If you want to learn how to invest then you’ve come to the right place. Are you just beginning to develop your asset allocation and build your investment portfolio? Then you may be wondering where to put your money. Well, there are many choices that can be pretty bewildering. So as a starting point, I’d like to offer you some practical investment advice and to share some basic concepts on choosing the right investments: we can start by understanding the differences between stocks and bonds.
Image from Bull Market Data
Choosing the right stocks and bonds can be a challenging task. With the current market doing rather badly, it’s become imperative for investors to review those investments that are worth their money and time to evaluate.
Also, note that there is investment risk in owning stocks and bonds. So as part of creating your portfolio, you’ll have to do a risk analysis profile and determine which investments you’re comfortable with owning. Here are some basic definitions of a few asset classes that you may want to consider looking into, as they certainly have a place in any investment portfolio!

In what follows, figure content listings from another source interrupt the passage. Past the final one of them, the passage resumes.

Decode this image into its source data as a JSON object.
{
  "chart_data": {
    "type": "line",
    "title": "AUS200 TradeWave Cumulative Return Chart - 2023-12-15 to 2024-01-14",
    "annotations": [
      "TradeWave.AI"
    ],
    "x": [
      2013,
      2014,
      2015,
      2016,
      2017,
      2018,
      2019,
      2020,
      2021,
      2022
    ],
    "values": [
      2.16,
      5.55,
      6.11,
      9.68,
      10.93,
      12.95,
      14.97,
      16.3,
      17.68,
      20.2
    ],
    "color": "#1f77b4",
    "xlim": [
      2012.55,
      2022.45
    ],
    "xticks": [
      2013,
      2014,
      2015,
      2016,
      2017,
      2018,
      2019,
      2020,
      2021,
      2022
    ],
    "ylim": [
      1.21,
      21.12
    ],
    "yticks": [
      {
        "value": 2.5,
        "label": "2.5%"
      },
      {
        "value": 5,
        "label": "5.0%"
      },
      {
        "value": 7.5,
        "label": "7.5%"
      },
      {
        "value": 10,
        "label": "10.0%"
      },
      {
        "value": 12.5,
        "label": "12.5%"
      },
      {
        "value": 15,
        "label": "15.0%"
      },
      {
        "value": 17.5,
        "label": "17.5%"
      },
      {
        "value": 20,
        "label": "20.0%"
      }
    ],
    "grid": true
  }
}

Investing in Stocks and Bonds: Some Investment Basics
Buying A Stock vs Buying A Bond
Buying a stock is purchasing a percentage and becoming part owner of a particular corporation.
Buying a bond is loaning money to a particular company (or the government) and expecting a fixed return after a set period of time. If you purchase a bond, you won’t be issued a percentage of a company’s profits; instead, once a bond matures, you can withdraw your invested money plus a fixed interest. Bonds are typically issued by a company or the government.
Blue Chip Companies vs Small Capitals
Should you buy large cap or small cap stocks? Every equity portfolio should have some representation in both asset classes.
Blue chip companies are businesses that are already established in their respective fields and have shown good track records for earnings and healthy dividends. As an investor, it’ll be less risky for you to make money with known blue chip companies than with smaller cap stocks, but the commensurate rewards are not usually as substantial as those that one may potentially receive by betting on higher risk, aggressive small caps. Also, due to the potentially thinner market for small caps (or penny stocks), it’s usually much easier and safer to unload blue chips when the time comes to consider an exit strategy.
Start up or small capital businesses are represented by small cap stocks. The underdogs or the new kids on the block, these small businesses should be watched pretty closely for they can produce tremendous results in a few months. However, as I’ve mentioned earlier, there is more risk with owning them than with taking a position in index funds or larger cap stocks since they are much more volatile (with a higher beta coefficient) and unpredictable. You haven’t seen a stock tank faster than these types of stocks do — they normally decrease in value at a much faster rate than do well established blue chip companies.
Government Bonds vs Corporate Bonds
U.S government bonds are some of the safest investments to own. Since they are backed by “the full faith and credit” of the government, you can expect that no matter what happens, you’ll be getting your money back plus interest.
Corporate bonds are debt securities that are issued by companies. They typically have a better return than other types of bonds. But they also carry some amount of risk, such as when an issuing company goes bankrupt. However, the slight consolation here is that in the event of bankruptcy, a company’s bond holders have priority over stock holders.
The End Game: Stocks vs Bonds
Stocks have no ceiling. Meaning to say, you can earn unlimited amounts of money depending on how well a particular company performs.
Bonds have a ceiling. At the end of a fixed time period, you’ll only receive the amount that you’re owed based on the terms of the bond.
These are the basic concepts behind stocks and bonds. In the end, it’s all about the investor. My biggest recommendations? Always do your due diligence before jumping into an investment in order to minimize any losses in your portfolio. And don’t forget to diversify!